US District Judge Vince Chhabria on Monday flatly rejected one of the authors’ core theories: that Meta’s AI system is itself an infringing derivative work, made possible only by information extracted from copyrighted material. “This is nonsense,” he wrote in the order. “There is no way to understand the LLaMA models themselves as a recasting or adaptation of any of plaintiffs’ books.”
Another of Silverman’s arguments, that any result produced by Meta’s AI tools constitutes copyright infringement, was rejected because she didn’t provide any evidence that any of the results “could be understood as a recasting, transformation, or adaptation of Plaintiffs’ books”. Chhabria gave her lawyers a chance to refile the claim, along with five others that weren’t allowed to proceed.
Notably, Meta didn’t move to dismiss the claim that copying books to train its AI model rises to the level of copyright infringement.
The ruling builds on the findings of another federal judge overseeing a lawsuit brought by artists against AI art generators for using billions of images downloaded from the internet as training data. In that case, U.S. District Judge William Orrick also struck a blow at the core of the lawsuit, questioning whether artists could prove copyright infringement in the absence of identical material created by the AI tools. He called the allegations “deficient in numerous respects”.
Some of the issues raised in the litigation could determine whether creators are compensated for the use of their material to train human-mimicking chatbots, which have the potential to undercut their work.
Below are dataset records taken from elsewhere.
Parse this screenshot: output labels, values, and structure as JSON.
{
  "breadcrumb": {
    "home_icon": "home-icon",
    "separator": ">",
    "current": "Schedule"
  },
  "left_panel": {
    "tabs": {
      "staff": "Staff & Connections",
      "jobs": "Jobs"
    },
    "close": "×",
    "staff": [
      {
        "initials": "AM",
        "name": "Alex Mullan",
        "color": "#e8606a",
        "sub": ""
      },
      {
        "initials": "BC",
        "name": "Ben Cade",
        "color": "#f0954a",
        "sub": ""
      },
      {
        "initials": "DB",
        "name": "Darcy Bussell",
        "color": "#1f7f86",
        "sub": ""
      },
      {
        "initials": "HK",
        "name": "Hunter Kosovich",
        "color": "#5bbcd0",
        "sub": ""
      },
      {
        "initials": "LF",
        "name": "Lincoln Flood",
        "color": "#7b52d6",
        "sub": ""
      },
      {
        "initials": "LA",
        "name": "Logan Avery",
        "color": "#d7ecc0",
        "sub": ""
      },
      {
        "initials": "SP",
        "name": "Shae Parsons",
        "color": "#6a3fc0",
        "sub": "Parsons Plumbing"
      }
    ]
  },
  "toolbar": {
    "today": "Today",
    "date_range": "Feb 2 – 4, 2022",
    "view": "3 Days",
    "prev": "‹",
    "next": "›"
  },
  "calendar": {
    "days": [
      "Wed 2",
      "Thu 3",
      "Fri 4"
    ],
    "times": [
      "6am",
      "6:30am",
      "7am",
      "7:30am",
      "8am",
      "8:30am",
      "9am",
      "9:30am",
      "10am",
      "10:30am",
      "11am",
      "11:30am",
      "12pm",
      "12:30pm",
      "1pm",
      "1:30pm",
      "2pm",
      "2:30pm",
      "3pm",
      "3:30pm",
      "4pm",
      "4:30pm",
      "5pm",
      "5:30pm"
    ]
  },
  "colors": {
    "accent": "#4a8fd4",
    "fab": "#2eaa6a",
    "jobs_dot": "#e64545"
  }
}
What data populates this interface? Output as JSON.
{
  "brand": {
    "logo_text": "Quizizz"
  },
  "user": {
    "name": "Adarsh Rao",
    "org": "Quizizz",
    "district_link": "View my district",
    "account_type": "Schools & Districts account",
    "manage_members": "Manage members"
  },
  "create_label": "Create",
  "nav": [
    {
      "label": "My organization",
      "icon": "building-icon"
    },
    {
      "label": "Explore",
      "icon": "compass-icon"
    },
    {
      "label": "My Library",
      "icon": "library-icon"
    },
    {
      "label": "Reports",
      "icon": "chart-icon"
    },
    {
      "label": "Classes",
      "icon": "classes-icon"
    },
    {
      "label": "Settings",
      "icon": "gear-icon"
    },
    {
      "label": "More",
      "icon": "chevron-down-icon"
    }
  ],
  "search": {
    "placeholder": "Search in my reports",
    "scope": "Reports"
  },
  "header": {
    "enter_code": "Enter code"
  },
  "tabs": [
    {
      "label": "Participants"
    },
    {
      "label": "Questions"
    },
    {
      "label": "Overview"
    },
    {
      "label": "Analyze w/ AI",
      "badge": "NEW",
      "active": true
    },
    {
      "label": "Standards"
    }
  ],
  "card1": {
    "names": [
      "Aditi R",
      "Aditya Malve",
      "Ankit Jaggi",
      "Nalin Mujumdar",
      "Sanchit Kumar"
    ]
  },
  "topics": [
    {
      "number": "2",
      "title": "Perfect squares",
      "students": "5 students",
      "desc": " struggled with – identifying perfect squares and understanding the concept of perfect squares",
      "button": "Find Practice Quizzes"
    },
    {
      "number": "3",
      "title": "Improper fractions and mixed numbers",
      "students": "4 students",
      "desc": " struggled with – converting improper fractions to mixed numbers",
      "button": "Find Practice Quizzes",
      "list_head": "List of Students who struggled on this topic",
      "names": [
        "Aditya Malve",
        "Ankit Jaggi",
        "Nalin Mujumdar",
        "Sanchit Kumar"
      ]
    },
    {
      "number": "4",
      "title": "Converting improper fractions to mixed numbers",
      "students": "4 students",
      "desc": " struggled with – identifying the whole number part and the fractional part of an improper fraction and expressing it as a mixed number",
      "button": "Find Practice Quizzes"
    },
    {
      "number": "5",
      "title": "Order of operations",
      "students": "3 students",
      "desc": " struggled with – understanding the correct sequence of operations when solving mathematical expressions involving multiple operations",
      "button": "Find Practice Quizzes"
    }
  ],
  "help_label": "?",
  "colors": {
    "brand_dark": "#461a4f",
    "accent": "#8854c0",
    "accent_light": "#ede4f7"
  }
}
AI companies claim they don’t need to secure licences because they are protected by the fair use defence to copyright infringement.
According to the lawsuit, which was filed in July, Meta’s AI model “copies each piece of text in the training dataset” and then “progressively adjusts its output to more closely resemble” expressions extracted from the training dataset. The lawsuit revolved around the claim that the entire purpose of LLaMA was to mimic copyrighted expression, and that the entire model should be considered an infringing derivative work.
But Chhabria called the argument “not viable” in the absence of any allegations or evidence that LLaMA, which stands for Large Language Model Meta AI, was “recast, transformed or adapted” based on a pre-existing copyrighted work.
Another of Silverman’s main theories – along with other creators suing AI companies – was that every output produced by AI models was an infringing derivative, with the companies profiting from every response initiated by third-party users, which allegedly constituted an act of vicarious infringement. The judge concluded that their lawyers, who are also representing the artists suing StabilityAI, DeviantArt and Midjourney, were “wrong to say” that – because their books had been copied in full as part of the LLaMA training process – evidence of substantially similar outputs wasn’t necessary.
“To prevail on a theory that LLaMA’s outputs constitute derivative infringement, Plaintiffs would indeed have to allege and ultimately prove that the outputs ‘incorporate in some form’ a portion of Plaintiffs’ books,” Chhabria wrote. His reasoning echoes that of Orrick, which found in the StabilityAI case that “the alleged infringer’s derivative work must still bear some similarity to the original work or contain the protected elements of the original work”.
This means that in most cases, plaintiffs will have to provide evidence of infringing works produced by AI tools that are identical to their copyrighted material. This is potentially a big problem, as they have conceded in some cases that none of the output is likely to be a close match to the material used in the training data. Under copyright law, a substantial similarity test is used to assess the degree of similarity to determine whether infringement has occurred.
Other claims dismissed in Chhabria’s order include those for unjust enrichment and breach of competition law. To the extent that they’re based on the surviving copyright infringement claim, he found that they are preempted.
Meta didn’t immediately respond to a request for comment.